Now, look again in the mirror. Would it be all that foreign to you to say that the reason that those defenses came to your mind was because you became cloudy? You know what it’s like to have clouded judgment, don’t you? And, you know what so often clouds your judgment, don’t you?
The answer, of course, is sin. It might be the sin of greed. It could be pride. It may be selfishness or self-centeredness. Ultimately though, no matter how it might manifest itself in your thoughts, words, or actions, the clouds all appear and have their source in the same place: your sinful nature.
That sinful nature will do whatever it can to convince you to murder, commit adultery, steal, give false testimony, defraud, and dishonor your father and mother by doing exactly what this rich, young man’s sinful nature did to him. It worked against him and it works against you to disobey the very First Commandment.
This man knew that he was lacking in something, but he didn’t know what it was. Brothers and sisters, he lacked faith. He didn’t fear, love, and trust in God above all things. And, when things become cloudy for you, that is exactly what your sinful nature wants you to lack as well.
Your sinful nature connives to convince you to put your fear, love, and trust in anything and everything but your God. Whether it is a difficult financial situation, a hiccup in your health, a rift in your relationships, a dip into the dangerous waters of addiction, or, like the rich, young man, a question about where you will spend all of eternity, the sin inside of you seeks a solution outside of that which your God has provided for you in his Word.
You aren’t going to find the strength to overcome your particular issues in your wallet, a clean bill of health, your loving and well-meaning spouse, or that bottle of booze. Though it sounds right, and may even, at times, feel right, with your man-made solutions, this is impossible. But not with God; all things are possible with God.
Jesus said it was impossible for this rich, young man to inherit eternal life because he was cloudy. His cloudiness caused him to ask the wrong question. Did you catch it? What must I do to inherit eternal life? What must I do? Sin clouded his judgment.

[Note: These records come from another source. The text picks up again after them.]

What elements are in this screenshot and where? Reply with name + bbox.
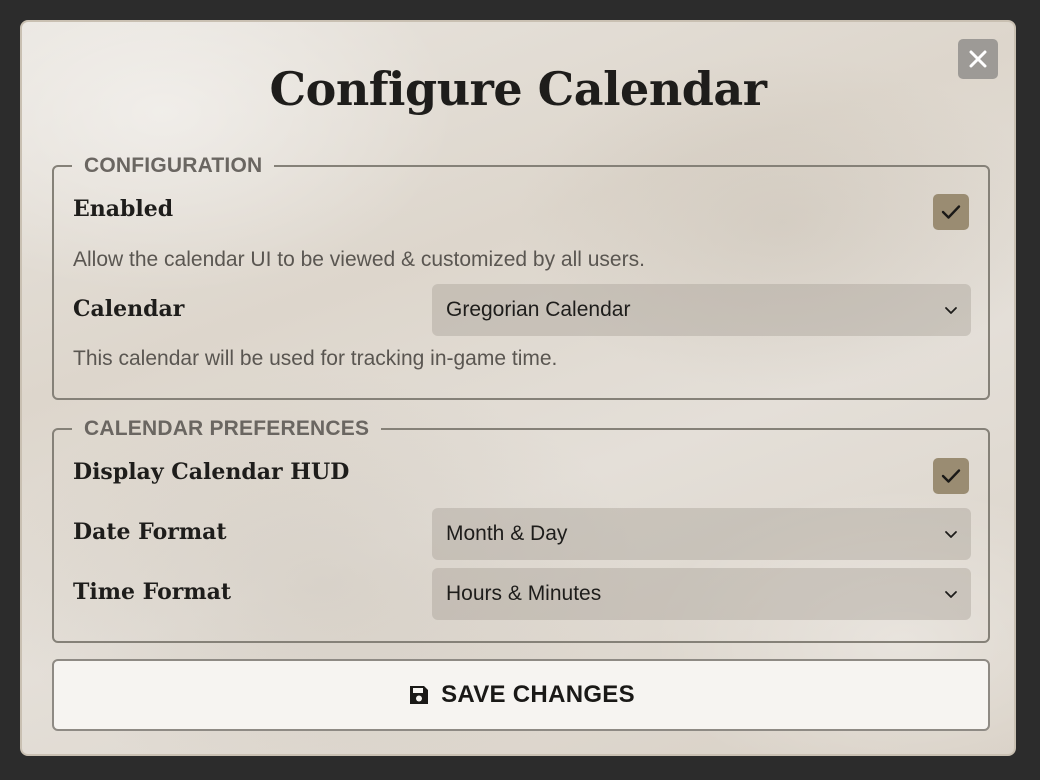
enabled-checkbox[interactable] xyxy=(933,194,969,230)
date-format-select[interactable]: Month & Day xyxy=(432,508,971,560)
display-hud-checkbox[interactable] xyxy=(933,458,969,494)
checkmark-icon xyxy=(941,205,961,219)
save-changes-label: SAVE CHANGES xyxy=(441,681,635,708)
checkmark-icon xyxy=(941,469,961,483)
floppy-disk-icon xyxy=(410,686,429,704)
date-format-label: Date Format xyxy=(73,519,227,545)
configuration-legend: CONFIGURATION xyxy=(84,154,263,177)
calendar-hint: This calendar will be used for tracking … xyxy=(73,347,558,370)
calendar-label: Calendar xyxy=(73,296,185,322)
dialog-title: Configure Calendar xyxy=(269,62,767,116)
time-format-select[interactable]: Hours & Minutes xyxy=(432,568,971,620)
calendar-select[interactable]: Gregorian Calendar xyxy=(432,284,971,336)
date-format-select-value: Month & Day xyxy=(446,522,568,545)
enabled-label: Enabled xyxy=(73,196,174,222)
save-changes-button[interactable]: SAVE CHANGES xyxy=(52,659,990,731)
chevron-down-icon xyxy=(945,307,957,314)
display-hud-label: Display Calendar HUD xyxy=(73,459,350,485)
chevron-down-icon xyxy=(945,591,957,598)
enabled-hint: Allow the calendar UI to be viewed & cus… xyxy=(73,248,645,271)
configure-calendar-dialog: Configure Calendar CONFIGURATION Enabled… xyxy=(20,20,1016,756)
calendar-preferences-group: CALENDAR PREFERENCES Display Calendar HU… xyxy=(52,417,990,643)
chevron-down-icon xyxy=(945,531,957,538)
time-format-label: Time Format xyxy=(73,579,232,605)
calendar-preferences-legend: CALENDAR PREFERENCES xyxy=(84,417,370,440)
time-format-select-value: Hours & Minutes xyxy=(446,582,602,605)
configuration-group: CONFIGURATION Enabled Allow the calendar… xyxy=(52,154,990,400)
calendar-select-value: Gregorian Calendar xyxy=(446,298,631,321)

Sin caused him to think that his eternal life rested its destiny in his own hands. And, if eternity did rest its destiny in the hands of human beings, it would be impossible for anyone to inherit eternal life. But not with God; all things are possible with God.

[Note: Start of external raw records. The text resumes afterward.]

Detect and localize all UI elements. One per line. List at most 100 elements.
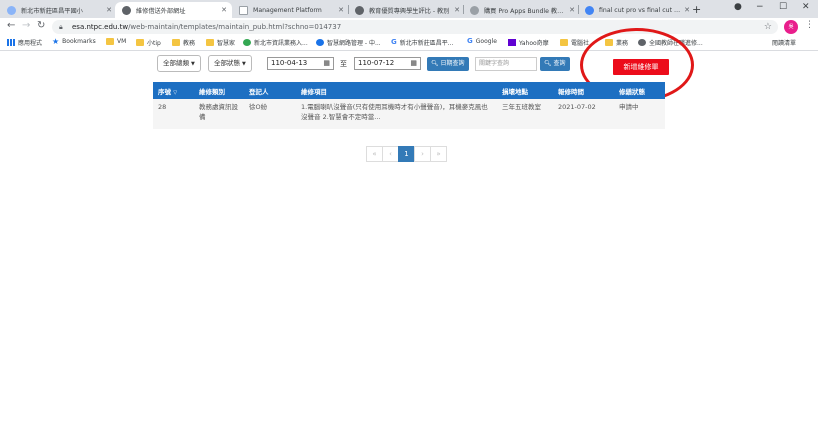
first-page-button[interactable]: « bbox=[366, 146, 383, 162]
date-range-separator: 至 bbox=[340, 60, 347, 68]
date-to-input[interactable]: 110-07-12 ▦ bbox=[354, 57, 421, 70]
filter-bar: 全部總類 ▼ 全部狀態 ▼ 110-04-13 ▦ 至 110-07-12 ▦ 🔍︎ 日… bbox=[0, 55, 818, 73]
column-header-location: 損壞地點 bbox=[497, 82, 553, 99]
browser-tab[interactable]: 新北市新莊區昌平國小 ✕ bbox=[0, 2, 117, 18]
date-search-button[interactable]: 🔍︎ 日期查詢 bbox=[427, 57, 469, 71]
browser-tab[interactable]: final cut pro vs final cut pro ✕ bbox=[578, 2, 695, 18]
bookmark-folder[interactable]: 智慧家 bbox=[206, 38, 235, 47]
bookmark-item[interactable]: G Google bbox=[467, 37, 497, 46]
keyword-input[interactable]: 關鍵字查詢 bbox=[475, 57, 537, 71]
column-header-item: 維修項目 bbox=[296, 82, 497, 99]
current-page-button[interactable]: 1 bbox=[398, 146, 415, 162]
maximize-button[interactable]: ☐ bbox=[779, 2, 787, 12]
repair-table: 序號 ▽ 維修類別 登記人 維修項目 損壞地點 報修時間 修繕狀態 28 教務處… bbox=[153, 82, 665, 129]
cell-item[interactable]: 1.電腦喇叭沒聲音(只有使用耳機時才有小聲聲音)，耳機麥克風也沒聲音 2.智慧會… bbox=[296, 99, 497, 129]
close-icon[interactable]: ✕ bbox=[683, 6, 691, 14]
url-host: esa.ntpc.edu.tw bbox=[72, 23, 129, 31]
cell-location: 三年五班教室 bbox=[497, 99, 553, 129]
column-header-status: 修繕狀態 bbox=[614, 82, 665, 99]
search-button[interactable]: 🔍︎ 查詢 bbox=[540, 57, 570, 71]
search-icon: 🔍︎ bbox=[544, 60, 552, 67]
folder-icon bbox=[172, 39, 180, 46]
date-from-input[interactable]: 110-04-13 ▦ bbox=[267, 57, 334, 70]
search-icon: 🔍︎ bbox=[431, 60, 439, 67]
calendar-icon[interactable]: ▦ bbox=[323, 58, 330, 69]
bookmark-item[interactable]: 新北市資訊業務入... bbox=[243, 38, 308, 47]
bookmark-item[interactable]: 智慧網路管理 - 中... bbox=[316, 38, 381, 47]
cell-id: 28 bbox=[153, 99, 194, 129]
pagination: « ‹ 1 › » bbox=[366, 146, 447, 162]
globe-icon bbox=[122, 5, 131, 15]
close-window-button[interactable]: ✕ bbox=[802, 2, 810, 12]
leaf-icon bbox=[243, 39, 251, 46]
close-icon[interactable]: ✕ bbox=[337, 6, 345, 14]
google-icon: G bbox=[391, 38, 397, 46]
reading-list[interactable]: 閱讀清單 bbox=[772, 38, 796, 47]
browser-tab[interactable]: 教育優質專興學生評比 - 教別 ✕ bbox=[348, 2, 465, 18]
bookmark-folder[interactable]: VM bbox=[106, 38, 126, 45]
bookmark-star-icon[interactable]: ☆ bbox=[764, 20, 772, 34]
bookmark-folder[interactable]: 小tip bbox=[136, 38, 161, 47]
column-header-report-time: 報修時間 bbox=[553, 82, 614, 99]
bookmark-folder[interactable]: 教務 bbox=[172, 38, 195, 47]
bookmark-folder[interactable]: 電腦社 bbox=[560, 38, 589, 47]
address-bar[interactable]: 🔒︎ esa.ntpc.edu.tw/web-maintain/template… bbox=[52, 20, 778, 34]
sort-icon[interactable]: ▽ bbox=[173, 90, 177, 96]
close-icon[interactable]: ✕ bbox=[453, 6, 461, 14]
apps-icon bbox=[7, 39, 15, 46]
google-icon bbox=[585, 5, 594, 15]
profile-avatar[interactable]: 吳 bbox=[784, 20, 798, 34]
table-row[interactable]: 28 教務處資訊設備 徐O紛 1.電腦喇叭沒聲音(只有使用耳機時才有小聲聲音)，… bbox=[153, 99, 665, 129]
next-page-button[interactable]: › bbox=[414, 146, 431, 162]
bookmark-item[interactable]: G 新北市新莊區昌平... bbox=[391, 38, 453, 48]
table-header-row: 序號 ▽ 維修類別 登記人 維修項目 損壞地點 報修時間 修繕狀態 bbox=[153, 82, 665, 99]
bookmarks-bar: 應用程式 ★ Bookmarks VM 小tip 教務 智慧家 新北市資訊業務入.… bbox=[0, 36, 818, 51]
browser-tab-strip: 新北市新莊區昌平國小 ✕ 維修借送外部網址 ✕ Management Platf… bbox=[0, 0, 818, 18]
category-dropdown[interactable]: 全部總類 ▼ bbox=[157, 55, 201, 72]
url-path: /web-maintain/templates/maintain_pub.htm… bbox=[128, 23, 342, 31]
back-arrow-icon[interactable]: ← bbox=[7, 20, 15, 31]
browser-tab[interactable]: Management Platform ✕ bbox=[232, 2, 349, 18]
cell-registrant: 徐O紛 bbox=[244, 99, 296, 129]
folder-icon bbox=[136, 39, 144, 46]
cell-status: 申請中 bbox=[614, 99, 665, 129]
new-tab-button[interactable]: + bbox=[692, 3, 701, 16]
forward-arrow-icon[interactable]: → bbox=[22, 20, 30, 31]
browser-tab[interactable]: 購買 Pro Apps Bundle 教育版 ✕ bbox=[463, 2, 580, 18]
caret-down-icon: ▼ bbox=[242, 61, 246, 67]
close-icon[interactable]: ✕ bbox=[220, 6, 228, 14]
lock-icon[interactable]: 🔒︎ bbox=[59, 20, 63, 34]
star-icon: ★ bbox=[52, 37, 60, 46]
yahoo-icon bbox=[508, 39, 516, 46]
prev-page-button[interactable]: ‹ bbox=[382, 146, 399, 162]
browser-tab-active[interactable]: 維修借送外部網址 ✕ bbox=[115, 2, 232, 18]
last-page-button[interactable]: » bbox=[430, 146, 447, 162]
minimize-button[interactable]: − bbox=[756, 2, 764, 12]
globe-icon bbox=[7, 5, 16, 15]
calendar-icon[interactable]: ▦ bbox=[410, 58, 417, 69]
column-header-registrant: 登記人 bbox=[244, 82, 296, 99]
browser-toolbar: ← → ↻ 🔒︎ esa.ntpc.edu.tw/web-maintain/te… bbox=[0, 18, 818, 36]
close-icon[interactable]: ✕ bbox=[568, 6, 576, 14]
google-icon: G bbox=[467, 37, 473, 45]
menu-dots-icon[interactable]: ⋮ bbox=[805, 20, 814, 30]
reload-icon[interactable]: ↻ bbox=[37, 20, 45, 31]
bookmark-item[interactable]: Yahoo奇摩 bbox=[508, 38, 549, 47]
cell-report-time: 2021-07-02 bbox=[553, 99, 614, 129]
bookmark-apps[interactable]: 應用程式 bbox=[7, 38, 42, 47]
globe-icon bbox=[355, 5, 364, 15]
apple-icon bbox=[470, 5, 479, 15]
column-header-id[interactable]: 序號 ▽ bbox=[153, 82, 194, 99]
document-icon bbox=[239, 5, 248, 15]
folder-icon bbox=[106, 38, 114, 45]
status-dropdown[interactable]: 全部狀態 ▼ bbox=[208, 55, 252, 72]
bookmark-item[interactable]: ★ Bookmarks bbox=[52, 37, 96, 46]
column-header-category: 維修類別 bbox=[194, 82, 244, 99]
folder-icon bbox=[560, 39, 568, 46]
record-icon[interactable]: ● bbox=[734, 2, 742, 12]
s-icon bbox=[316, 39, 324, 46]
cell-category: 教務處資訊設備 bbox=[194, 99, 244, 129]
folder-icon bbox=[206, 39, 214, 46]
close-icon[interactable]: ✕ bbox=[105, 6, 113, 14]
caret-down-icon: ▼ bbox=[191, 61, 195, 67]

God took salvation out of the hands of humanity and accomplished it himself. He finished it with words wailed from a cursed man on a cross. It is not a question of what you must do or must not do, but, rather, what has been done for you. The gift God gave in the perfect life of his Son, substituted in place of yours, and the death he died, enduring the wrath your sins deserved is what was done for you to inherit eternal life.
Faith, given through his powerful Word and sacraments and worked by the Holy Spirit in your heart, fears, loves, and trusts in Jesus’ work above any and all man-made solutions to sin’s consequences.

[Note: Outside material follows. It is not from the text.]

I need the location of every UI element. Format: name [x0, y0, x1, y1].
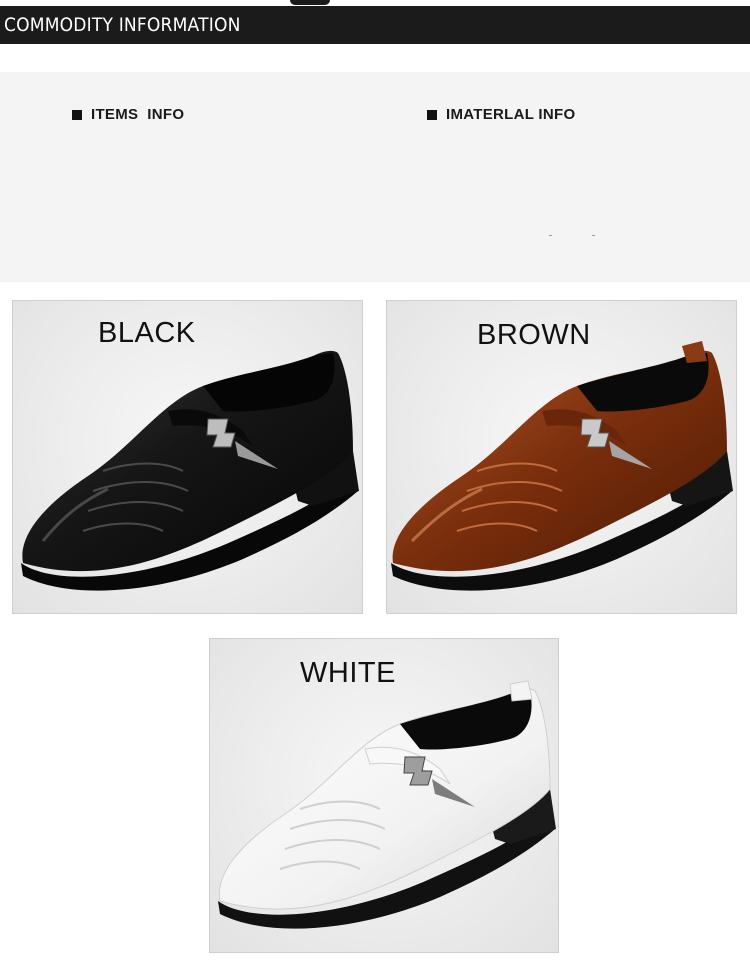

And, to paraphrase King David, when you have faith, you shall not lack anything. That doesn’t mean that when you have faith your bank account blossoms with a few extra zeros at the end, that cancer is eradicated, that your wife will love you unconditionally, or that you’ll stop desiring to see the bottom of that bottle. But, the reason you will not be lacking is because your faith will clear the clouds away from your judgment.
You will see clearly how money is not the answer to your problems, but a gift that God gives for you to manage appropriately. You will endure pain and sickness from the perspective of a temporary traveler on this earth who looks forward to the immortality that awaits you. You will find not only the strength, but even the desire to show love to those who surround you, whether they deserve it or not, whether it is reciprocated or not, because of the unconditional love that you receive from your Savior.
When your face falls, feed your faith with Word, water, wafer, and wine and watch as he clears the clouds and shows you his Son, shining for you. Amen.